MOSCOW (Reuters) - Teenager Kylian Mbappe confirmed his status as the new star of international football with a superb goal and impressive display in France’s 4-2 World Cup final triumph over Croatia on Sunday.
At the end of a World Cup in which Cristiano Ronaldo and Lionel Messi headed home after the first knockout round and Brazilian Neymar failed to deliver, the game perhaps needed a new talent to excite the global public.
The 19-year-old from Bondy, on the gritty north-east outskirts of Paris, has provided it with his terrifying pace, superb touch and clinical finishing in ample evidence.
With his goal, Mbappe became the first teenager since the great Brazilian Pele in 1958 to score in a World Cup final.
Mbappe, who netted four goals in Russia, was also voted the young player of the tournament, recognition of his excellent performances, particularly in the knockout stages.
Former Germany World Cup player and coach Juergen Klinsmann, working as a BBC pundit at the tournament, believes the Paris St Germain forward can become one of the greats of the game.
“There is so much to come down the road.

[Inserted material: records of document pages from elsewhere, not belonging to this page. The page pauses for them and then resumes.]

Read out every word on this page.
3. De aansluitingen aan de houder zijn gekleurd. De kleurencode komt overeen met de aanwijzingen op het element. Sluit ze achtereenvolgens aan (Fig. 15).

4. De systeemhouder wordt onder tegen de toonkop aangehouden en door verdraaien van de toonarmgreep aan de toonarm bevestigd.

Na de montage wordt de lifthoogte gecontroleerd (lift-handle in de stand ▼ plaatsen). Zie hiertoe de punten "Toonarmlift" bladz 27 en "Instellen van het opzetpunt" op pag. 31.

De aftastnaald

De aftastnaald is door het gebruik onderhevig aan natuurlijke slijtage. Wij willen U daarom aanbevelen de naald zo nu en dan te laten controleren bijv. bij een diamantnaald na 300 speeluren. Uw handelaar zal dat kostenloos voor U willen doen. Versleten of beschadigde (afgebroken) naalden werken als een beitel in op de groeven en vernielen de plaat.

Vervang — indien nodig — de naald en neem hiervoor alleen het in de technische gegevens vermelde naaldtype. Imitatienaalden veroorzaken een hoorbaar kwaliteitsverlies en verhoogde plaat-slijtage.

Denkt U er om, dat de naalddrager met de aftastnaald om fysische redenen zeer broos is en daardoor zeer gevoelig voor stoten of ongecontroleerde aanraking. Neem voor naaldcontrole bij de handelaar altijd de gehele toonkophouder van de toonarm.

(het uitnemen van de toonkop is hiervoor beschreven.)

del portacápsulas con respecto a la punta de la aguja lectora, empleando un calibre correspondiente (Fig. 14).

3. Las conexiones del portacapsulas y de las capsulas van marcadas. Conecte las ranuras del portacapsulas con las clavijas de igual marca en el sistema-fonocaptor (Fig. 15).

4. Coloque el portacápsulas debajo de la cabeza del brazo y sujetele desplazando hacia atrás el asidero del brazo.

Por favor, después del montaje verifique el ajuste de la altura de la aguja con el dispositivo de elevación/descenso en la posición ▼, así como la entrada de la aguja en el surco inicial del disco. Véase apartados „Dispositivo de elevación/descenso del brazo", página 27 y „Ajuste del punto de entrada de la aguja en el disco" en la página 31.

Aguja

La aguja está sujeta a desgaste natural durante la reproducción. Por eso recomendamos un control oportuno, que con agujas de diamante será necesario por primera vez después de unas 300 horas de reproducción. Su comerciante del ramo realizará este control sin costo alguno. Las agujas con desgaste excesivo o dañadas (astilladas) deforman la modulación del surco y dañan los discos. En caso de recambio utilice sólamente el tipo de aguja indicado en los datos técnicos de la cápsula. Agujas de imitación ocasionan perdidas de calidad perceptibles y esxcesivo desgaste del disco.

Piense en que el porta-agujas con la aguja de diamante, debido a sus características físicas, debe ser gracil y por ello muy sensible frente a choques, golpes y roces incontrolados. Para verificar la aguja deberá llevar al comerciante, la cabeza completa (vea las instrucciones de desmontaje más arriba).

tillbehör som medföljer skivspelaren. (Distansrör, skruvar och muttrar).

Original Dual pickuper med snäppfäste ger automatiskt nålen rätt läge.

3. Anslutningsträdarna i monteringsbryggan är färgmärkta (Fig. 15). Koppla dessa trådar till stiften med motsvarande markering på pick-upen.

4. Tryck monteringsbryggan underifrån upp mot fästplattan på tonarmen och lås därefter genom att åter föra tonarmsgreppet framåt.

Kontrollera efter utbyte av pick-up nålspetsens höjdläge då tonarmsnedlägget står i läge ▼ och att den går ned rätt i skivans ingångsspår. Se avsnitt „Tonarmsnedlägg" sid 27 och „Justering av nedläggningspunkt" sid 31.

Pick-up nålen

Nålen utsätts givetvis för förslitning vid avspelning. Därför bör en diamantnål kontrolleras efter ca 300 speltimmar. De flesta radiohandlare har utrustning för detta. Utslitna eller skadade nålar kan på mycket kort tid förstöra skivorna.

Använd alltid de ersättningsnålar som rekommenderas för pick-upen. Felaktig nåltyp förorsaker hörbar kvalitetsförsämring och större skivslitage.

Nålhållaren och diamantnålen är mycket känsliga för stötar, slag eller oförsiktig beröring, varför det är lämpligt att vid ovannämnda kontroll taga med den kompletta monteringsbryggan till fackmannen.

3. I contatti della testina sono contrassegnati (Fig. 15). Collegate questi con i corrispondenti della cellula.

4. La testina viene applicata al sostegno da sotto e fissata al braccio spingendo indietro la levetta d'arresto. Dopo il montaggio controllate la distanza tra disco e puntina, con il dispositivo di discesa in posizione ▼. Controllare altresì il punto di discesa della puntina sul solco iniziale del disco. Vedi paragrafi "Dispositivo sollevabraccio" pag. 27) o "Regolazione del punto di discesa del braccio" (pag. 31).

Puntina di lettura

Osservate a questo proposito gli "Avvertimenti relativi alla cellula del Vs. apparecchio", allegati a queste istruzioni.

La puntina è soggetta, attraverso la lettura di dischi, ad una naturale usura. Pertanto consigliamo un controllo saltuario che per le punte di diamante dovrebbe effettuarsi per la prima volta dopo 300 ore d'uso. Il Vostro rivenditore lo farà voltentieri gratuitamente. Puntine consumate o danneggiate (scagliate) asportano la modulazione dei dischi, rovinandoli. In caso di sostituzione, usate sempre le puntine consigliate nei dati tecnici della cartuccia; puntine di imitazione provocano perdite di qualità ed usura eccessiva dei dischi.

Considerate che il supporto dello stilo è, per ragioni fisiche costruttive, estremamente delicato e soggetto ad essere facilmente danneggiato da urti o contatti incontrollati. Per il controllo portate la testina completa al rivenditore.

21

He is shaking up the market. With Ronaldo moving (to Juventus) and (Paris St Germain’s) Neymar being linked with other clubs, where is it finishing with this kid?”
The striker, who joined PSG from Monaco in a multi-million dollar deal among the biggest the game has seen, showed his finishing ability on the biggest stage of all with a low drive in the 65th minute for his team’s fourth goal.
He ended the game dancing around the field in delight with his team mates as he celebrated becoming a world champion
“I’m very happy. The road was long but it was worth it. We are proud to make the French happy. We had this role to help them forget all their problems. We play for that kind of thing,” said the forward.
“I do not just want to be in football but rather to be world champion. I want to do even better, but world champion is already good. We’re going to celebrate, we’ve been working all season and now it’s time to celebrate this summer.”